On the whole, one would have to say it’s Mark Antony. Brutus is a pretty impressive orator in his own right, and manages to get the restless mob on his side, but not for long. Once Mark Antony takes to the speaker’s rostrum he completely changes the common people’s mood, subtly turning the plebs against the conspirators who murdered their beloved Caesar.
Brutus has been a little too complacent in allowing Mark Antony to speak to the people. In his naivety, he seems to think that Antony will play ball and acknowledge the new order of things. After all, he hasn’t shown any defiance towards the conspirators since Caesar’s assassination.
But Mark Antony understands the power of oratory, and knows full well that he has that power.

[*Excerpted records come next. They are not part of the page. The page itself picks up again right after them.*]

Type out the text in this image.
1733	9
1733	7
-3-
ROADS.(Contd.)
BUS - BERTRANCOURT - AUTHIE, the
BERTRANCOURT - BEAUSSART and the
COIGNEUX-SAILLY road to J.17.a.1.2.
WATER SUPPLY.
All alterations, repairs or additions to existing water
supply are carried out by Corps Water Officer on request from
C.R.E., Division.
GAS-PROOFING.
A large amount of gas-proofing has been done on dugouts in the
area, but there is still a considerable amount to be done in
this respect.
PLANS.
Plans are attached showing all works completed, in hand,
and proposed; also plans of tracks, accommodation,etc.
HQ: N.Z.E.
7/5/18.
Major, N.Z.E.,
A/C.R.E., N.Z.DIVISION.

He doesn’t come right out and attack the conspirators; he’s careful to make it seem that he’s simply making a funeral oration, not a political speech:
Friends, Romans, countrymen, lend me your ears. I come to bury Caesar, not to praise him. (Act III Scene ii).
By praising Caesar so lavishly, Mark Antony isn’t departing from the traditional conventions of funeral orations; he’s simply doing what’s expected of him. But crucially, Mark Antony undermines the conspirators, not directly, but by the indirect method of reminding the plebs just how much Caesar did for them and how much they loved him. Antony’s speech is so effective, that by the time he’s finished, the common people have been roused to a fever pitch of righteous anger, determined to avenge the ruthless murder of their fallen leader.